Mathematics, Strategy

September 28, 2007

There is a classic logical fallacy, the Emperor’s nose fallacy, that all poker players need to be aware of because it appears so often in poker reasoning (especially in poker books and forums) and has become increasingly common of late.

According to legend, there was a Chinese peasant who wanted to know how long the Emperor’s nose was. However, law forbid him from going to court and gazing on the royal beak directly. So instead he asked everyone he knew how long the emperor’s nose was, and averaged the answers. He was very proud of the result – being the average of so many answers, it must be highly accurate. It even had nice properties of numerical stability – it wasn’t heavily influenced by any one person’s response. As such, the peasant was very surprised and felt more than a little silly when the emperor traveled through the village and his nose bore no resemblance to the averaged result.

The point of this, of course, is that averaging numerous inaccurate values gives you an accurate value if and only if the inaccurate values are distributed such that their mean is in fact the accurate value. In the peasant’s case, since everyone he asked was as ignorant of the Emperor’s nose as he was, there was no such guarantee, and his result was worthless no matter how many people he asked.

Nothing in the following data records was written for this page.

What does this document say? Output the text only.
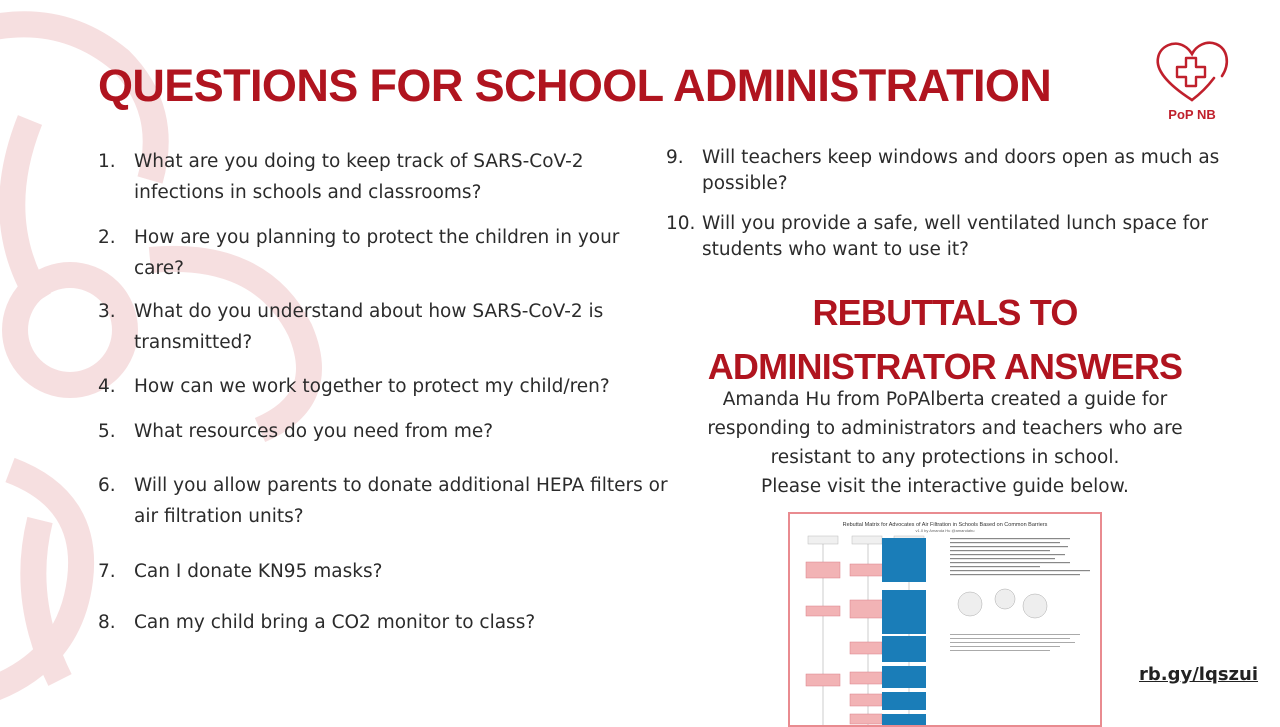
QUESTIONS FOR SCHOOL ADMINISTRATION
PoP NB
1. What are you doing to keep track of SARS-CoV-2 infections in schools and classrooms?
2. How are you planning to protect the children in your care?
3. What do you understand about how SARS-CoV-2 is transmitted?
4. How can we work together to protect my child/ren?
5. What resources do you need from me?
6. Will you allow parents to donate additional HEPA filters or air filtration units?
7. Can I donate KN95 masks?
8. Can my child bring a CO2 monitor to class?
9. Will teachers keep windows and doors open as much as possible?
10. Will you provide a safe, well ventilated lunch space for students who want to use it?
REBUTTALS TO
ADMINISTRATOR ANSWERS
Amanda Hu from PoPAlberta created a guide for
responding to administrators and teachers who are
resistant to any protections in school.
Please visit the interactive guide below.
Rebuttal Matrix for Advocates of Air Filtration in Schools Based on Common Barriers
v1.0 by Amanda Hu @amandahu
rb.gy/lqszui
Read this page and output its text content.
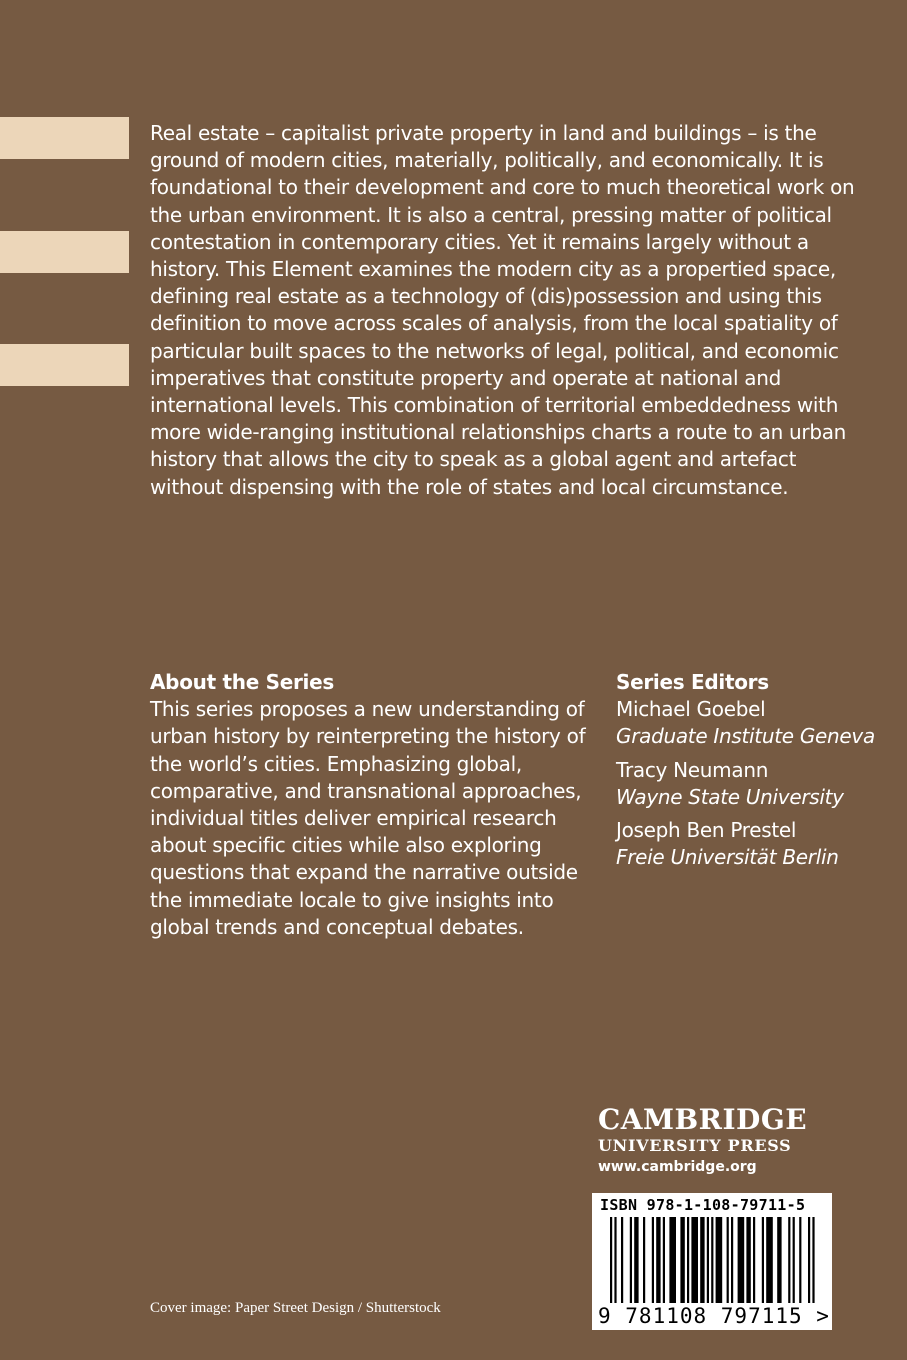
Real estate – capitalist private property in land and buildings – is the ground of modern cities, materially, politically, and economically. It is foundational to their development and core to much theoretical work on the urban environment. It is also a central, pressing matter of political contestation in contemporary cities. Yet it remains largely without a history. This Element examines the modern city as a propertied space, defining real estate as a technology of (dis)possession and using this definition to move across scales of analysis, from the local spatiality of particular built spaces to the networks of legal, political, and economic imperatives that constitute property and operate at national and international levels. This combination of territorial embeddedness with more wide-ranging institutional relationships charts a route to an urban history that allows the city to speak as a global agent and artefact without dispensing with the role of states and local circumstance.

About the Series

This series proposes a new understanding of urban history by reinterpreting the history of the world’s cities. Emphasizing global, comparative, and transnational approaches, individual titles deliver empirical research about specific cities while also exploring questions that expand the narrative outside the immediate locale to give insights into global trends and conceptual debates.

Series Editors
Michael Goebel
Graduate Institute Geneva
Tracy Neumann
Wayne State University
Joseph Ben Prestel
Freie Universität Berlin
CAMBRIDGE
UNIVERSITY PRESS
www.cambridge.org
ISBN 978-1-108-79711-5
9 781108 797115 >
Cover image: Paper Street Design / Shutterstock
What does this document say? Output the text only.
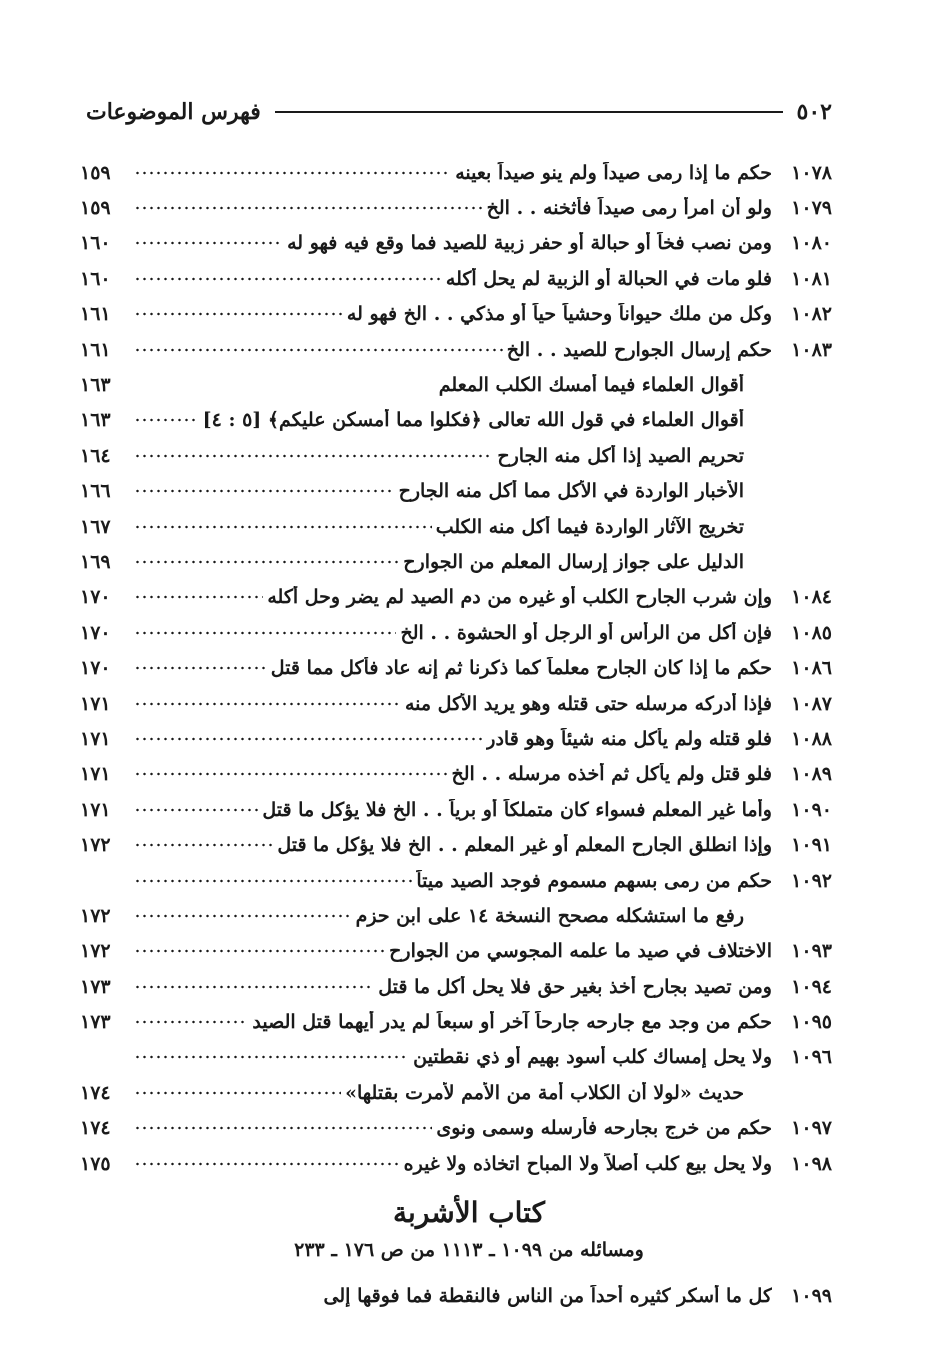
٥٠٢
فهرس الموضوعات
١٠٧٨
حكم ما إذا رمى صيداً ولم ينو صيداً بعينه
١٥٩
١٠٧٩
ولو أن امرأ رمى صيداً فأثخنه . . الخ
١٥٩
١٠٨٠
ومن نصب فخاً أو حبالة أو حفر زبية للصيد فما وقع فيه فهو له
١٦٠
١٠٨١
فلو مات في الحبالة أو الزبية لم يحل أكله
١٦٠
١٠٨٢
وكل من ملك حيواناً وحشياً حياً أو مذكي . . الخ فهو له
١٦١
١٠٨٣
حكم إرسال الجوارح للصيد . . الخ
١٦١
أقوال العلماء فيما أمسك الكلب المعلم
١٦٣
أقوال العلماء في قول الله تعالى ﴿فكلوا مما أمسكن عليكم﴾ [٥ : ٤]
١٦٣
تحريم الصيد إذا أكل منه الجارح
١٦٤
الأخبار الواردة في الأكل مما أكل منه الجارح
١٦٦
تخريج الآثار الواردة فيما أكل منه الكلب
١٦٧
الدليل على جواز إرسال المعلم من الجوارح
١٦٩
١٠٨٤
وإن شرب الجارح الكلب أو غيره من دم الصيد لم يضر وحل أكله
١٧٠
١٠٨٥
فإن أكل من الرأس أو الرجل أو الحشوة . . الخ
١٧٠
١٠٨٦
حكم ما إذا كان الجارح معلماً كما ذكرنا ثم إنه عاد فأكل مما قتل
١٧٠
١٠٨٧
فإذا أدركه مرسله حتى قتله وهو يريد الأكل منه
١٧١
١٠٨٨
فلو قتله ولم يأكل منه شيئاً وهو قادر
١٧١
١٠٨٩
فلو قتل ولم يأكل ثم أخذه مرسله . . الخ
١٧١
١٠٩٠
وأما غير المعلم فسواء كان متملكاً أو برياً . . الخ فلا يؤكل ما قتل
١٧١
١٠٩١
وإذا انطلق الجارح المعلم أو غير المعلم . . الخ فلا يؤكل ما قتل
١٧٢
١٠٩٢
حكم من رمى بسهم مسموم فوجد الصيد ميتاً
رفع ما استشكله مصحح النسخة ١٤ على ابن حزم
١٧٢
١٠٩٣
الاختلاف في صيد ما علمه المجوسي من الجوارح
١٧٢
١٠٩٤
ومن تصيد بجارح أخذ بغير حق فلا يحل أكل ما قتل
١٧٣
١٠٩٥
حكم من وجد مع جارحه جارحاً آخر أو سبعاً لم يدر أيهما قتل الصيد
١٧٣
١٠٩٦
ولا يحل إمساك كلب أسود بهيم أو ذي نقطتين
حديث «لولا أن الكلاب أمة من الأمم لأمرت بقتلها»
١٧٤
١٠٩٧
حكم من خرج بجارحه فأرسله وسمى ونوى
١٧٤
١٠٩٨
ولا يحل بيع كلب أصلاً ولا المباح اتخاذه ولا غيره
١٧٥
كتاب الأشربة
ومسائله من ١٠٩٩ ـ ١١١٣ من ص ١٧٦ ـ ٢٣٣
١٠٩٩
كل ما أسكر كثيره أحداً من الناس فالنقطة فما فوقها إلى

This fallacy usually shows up in poker when reasoning using hand ranges. Here, you calculate the odds you would have of winning against each candidate hand, and then average. However, what you should know is that this average is inaccurate unless the candidate hand range more or less brackets (In terms of odds) the actual hand he has. You would hope this is the case, but often it is not. In particular, when someone tries to use a “sufficiently large” hand range for villain, they are usually able to add only more weak hands, because all hands up to the nuts have already been included in the range. And as such, as the range is expanded, your “average” odds inevitably improve. You might think that, by averaging more hands, the result becomes more accurate, but instead it just becomes more optimistic. By following this line of reasoning you can almost always find a call in any scenario where the fundamental theorem says you should fold. In other words, it’s nothing more than a very mathematically complicated justification for calling station behavior.

Moral of the story: beware hand range math, and be doubly concerned about a wide range, and be triply concerned when someone widens the range to find a call. Like that Chinese peasant, you’ll feel pretty silly when villain flips over the solid hand you should have known he had. We’ll talk about how to do hand range math correctly in a future article.